Molecular mechanisms of acacetin for the blockade of Kv1.5 and Kv4.3 channels and the cardio-protection against ischemia-reperfusion injury

Abstract

Acacetin is a natural flavone compound, initially isolated from the traditional Chinese medicinal herb Tianshanxuelian, and has been recently demonstrated effective in anti-atrial fibrillation by blocking atrial-selective K+ currents, ultra-rapidly delayed rectifier K+ current (IKur), transient outward K+ current (Ito), and acetylcholine-activated K+ current (IKACh). However, the molecular determinants of acacetin blocking IKur and Ito are not fully understood. My PhD project was designed to investigate the cellular and molecular mechanisms of the channel blocking effects using HEK 293 cells expressing cloned hKv1.5 and hKv4.3 channels that encode IKur and Ito, respectively. In addition, I am interested to explore whether acacetin has potential cardioprotective effect against ischemia/reperfusion injury and the related cellular and molecular mechanisms. In the first part of my PhD project, I identified that acacetin blocked hKv1.5 channels in both open and closed states by binding to the S6 segment of the channel. The blockade effect was use- and frequency-dependent. IC50 of acacetin on hKv1.5 current was 3.5, 3.1, 2.9, 2.1 and 1.7 μM at 0.2, 0.5, 1.0, 3.0, and 4.0 Hz respectively. In site-directed mutagenesis studies, mutations in hKv1.5 channel S6-segment, V505A and I508A, remarkably reduced the channel sensitivity to acacetin with IC50 29.5μM for V505A and 19.1 μM for I508A.

In the second part of my study, I demonstrated that acacetin blocked hKv4.3 channels by binding to the pore of the channel, decreased the recovery of the channel from inactivation and positively shifted the activation conductance. The blockade of hKv4.3 channels by acacetin was use- and frequency-dependent. IC50 of acacetin for inhibiting hKv4.3 was 7.9, 6.1, 3.9, and 3.2 μM at 0.2, 0.5, 1.0, and 3.3 Hz respectively. Site-directed mutagenesis study revealed that hKv4.3 mutations T366A, T367A in the P-loop helix and V392A, I395A and V399A in the S6-segment are the interaction binding sites of acacetin with hKv4.3 channel.
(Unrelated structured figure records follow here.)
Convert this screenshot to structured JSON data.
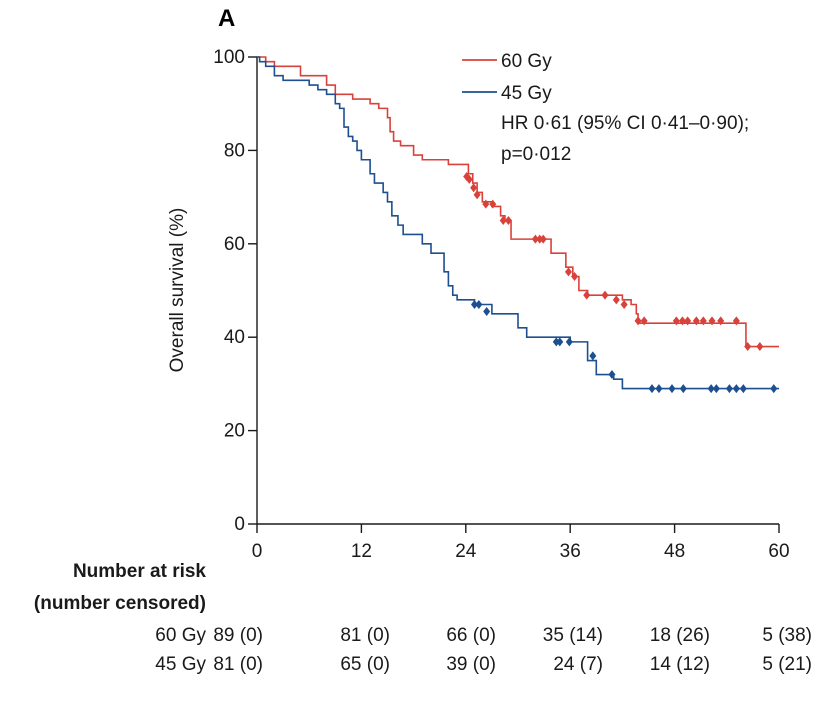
{
  "panel_label": "A",
  "chart_data": {
    "type": "line",
    "subtype": "kaplan-meier step",
    "ylabel": "Overall survival (%)",
    "xlabel": "",
    "xlim": [
      0,
      60
    ],
    "ylim": [
      0,
      100
    ],
    "xticks": [
      "0",
      "12",
      "24",
      "36",
      "48",
      "60"
    ],
    "yticks": [
      "0",
      "20",
      "40",
      "60",
      "80",
      "100"
    ],
    "legend_position": "top-right",
    "annotation": [
      "HR 0·61 (95% CI 0·41–0·90);",
      "p=0·012"
    ],
    "series": [
      {
        "name": "60 Gy",
        "color": "#d9423b",
        "steps": [
          [
            0,
            100
          ],
          [
            1,
            99
          ],
          [
            2,
            98
          ],
          [
            5,
            96
          ],
          [
            8,
            94
          ],
          [
            9,
            92
          ],
          [
            11,
            91
          ],
          [
            13,
            90
          ],
          [
            14,
            89
          ],
          [
            15,
            87
          ],
          [
            15.3,
            84
          ],
          [
            15.7,
            82
          ],
          [
            16.5,
            81
          ],
          [
            18,
            79
          ],
          [
            19,
            78
          ],
          [
            22,
            77
          ],
          [
            24.3,
            75
          ],
          [
            24.8,
            73
          ],
          [
            25.3,
            71
          ],
          [
            25.9,
            69
          ],
          [
            27,
            68
          ],
          [
            28,
            66
          ],
          [
            28.5,
            65
          ],
          [
            29.2,
            61
          ],
          [
            31.5,
            61
          ],
          [
            33.8,
            58
          ],
          [
            35.5,
            55
          ],
          [
            36.3,
            53
          ],
          [
            37,
            50
          ],
          [
            38,
            49
          ],
          [
            42,
            48
          ],
          [
            43,
            47
          ],
          [
            43.6,
            45
          ],
          [
            43.8,
            43
          ],
          [
            56,
            43
          ],
          [
            56.2,
            38
          ],
          [
            60,
            38
          ]
        ],
        "censored": [
          [
            24.1,
            74.4
          ],
          [
            24.4,
            73.8
          ],
          [
            24.9,
            72.0
          ],
          [
            25.3,
            70.5
          ],
          [
            26.3,
            68.5
          ],
          [
            27.1,
            68.5
          ],
          [
            28.3,
            65.0
          ],
          [
            28.9,
            65.0
          ],
          [
            32.0,
            61.0
          ],
          [
            32.5,
            61.0
          ],
          [
            32.9,
            61.0
          ],
          [
            35.8,
            54.0
          ],
          [
            36.5,
            53.0
          ],
          [
            37.9,
            49.0
          ],
          [
            40.0,
            49.0
          ],
          [
            41.3,
            48.0
          ],
          [
            42.2,
            47.0
          ],
          [
            43.8,
            43.5
          ],
          [
            44.5,
            43.5
          ],
          [
            48.2,
            43.5
          ],
          [
            48.9,
            43.5
          ],
          [
            49.5,
            43.5
          ],
          [
            50.5,
            43.5
          ],
          [
            51.3,
            43.5
          ],
          [
            52.3,
            43.5
          ],
          [
            53.3,
            43.5
          ],
          [
            55.1,
            43.5
          ],
          [
            56.4,
            38.0
          ],
          [
            57.8,
            38.0
          ]
        ]
      },
      {
        "name": "45 Gy",
        "color": "#1d4f91",
        "steps": [
          [
            0,
            100
          ],
          [
            0.3,
            99
          ],
          [
            1,
            98
          ],
          [
            2,
            96
          ],
          [
            3,
            95
          ],
          [
            6,
            94
          ],
          [
            7,
            93
          ],
          [
            8,
            92
          ],
          [
            9,
            90
          ],
          [
            9.5,
            89
          ],
          [
            10,
            85
          ],
          [
            10.5,
            83
          ],
          [
            11,
            82
          ],
          [
            11.5,
            80
          ],
          [
            12,
            78
          ],
          [
            13,
            75
          ],
          [
            13.5,
            73
          ],
          [
            14.5,
            71
          ],
          [
            15,
            69
          ],
          [
            15.5,
            66
          ],
          [
            16.2,
            64
          ],
          [
            16.8,
            62
          ],
          [
            19,
            60
          ],
          [
            20,
            58
          ],
          [
            21.5,
            54
          ],
          [
            22,
            51
          ],
          [
            22.5,
            49
          ],
          [
            23,
            48
          ],
          [
            25,
            47
          ],
          [
            27,
            45
          ],
          [
            30,
            42
          ],
          [
            31,
            40
          ],
          [
            36,
            39
          ],
          [
            38,
            35
          ],
          [
            39,
            32
          ],
          [
            41,
            31
          ],
          [
            42,
            29
          ],
          [
            60,
            29
          ]
        ],
        "censored": [
          [
            25.0,
            47.0
          ],
          [
            25.5,
            47.0
          ],
          [
            26.4,
            45.5
          ],
          [
            34.4,
            39.0
          ],
          [
            34.8,
            39.0
          ],
          [
            35.9,
            39.0
          ],
          [
            38.6,
            36.0
          ],
          [
            40.8,
            32.0
          ],
          [
            45.4,
            29.0
          ],
          [
            46.2,
            29.0
          ],
          [
            47.7,
            29.0
          ],
          [
            49.0,
            29.0
          ],
          [
            52.2,
            29.0
          ],
          [
            52.8,
            29.0
          ],
          [
            54.3,
            29.0
          ],
          [
            55.1,
            29.0
          ],
          [
            55.9,
            29.0
          ],
          [
            59.4,
            29.0
          ]
        ]
      }
    ]
  },
  "risk_table": {
    "title_line1": "Number at risk",
    "title_line2": "(number censored)",
    "rows": [
      {
        "label": "60 Gy",
        "cells": [
          "89 (0)",
          "81 (0)",
          "66 (0)",
          "35 (14)",
          "18 (26)",
          "5 (38)"
        ]
      },
      {
        "label": "45 Gy",
        "cells": [
          "81 (0)",
          "65 (0)",
          "39 (0)",
          "24 (7)",
          "14 (12)",
          "5 (21)"
        ]
      }
    ]
  }
}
In the third part of my study, I found that acacetin had cardiac protective effect against ischemia/reperfusion injury in isolated rat and guinea pig hearts. Acacetin significantly improved cardiac function recovery, decreased infarct size and prevented ventricular fibrillation induced by regional ischemia/reperfusion in rat hearts with the underlying molecular mechanisms of anti-apoptosis, anti-inflammation and anti-oxidation. The cardiac protection effect from acacetin is independent of its blockade of IKur and Ito channels, since similar cardioprotective effects via the same cellular and molecular mechanisms was also observed in guinea pig hearts, in which no IKur and Ito are expressed.

Collectively, my PhD thesis demonstrates the novel information that acacetin blocks both closed and open hKv1.5 channels by binding to their S6 domain, and blocks the open state of hKv4.3 channels by binding to their P-loop filter helix and S6 domain. The use- and rate-dependent blocking effects on hKv1.5 and hKv4.3 channels by acacetin should be beneficial to prevent atrial fibrillation occurrence and reverse atrial fibrillation to sinus rhythm. In addition, my study provides the novel information that acacetin may have cardioprotection against regional ischemia/reperfusion injury.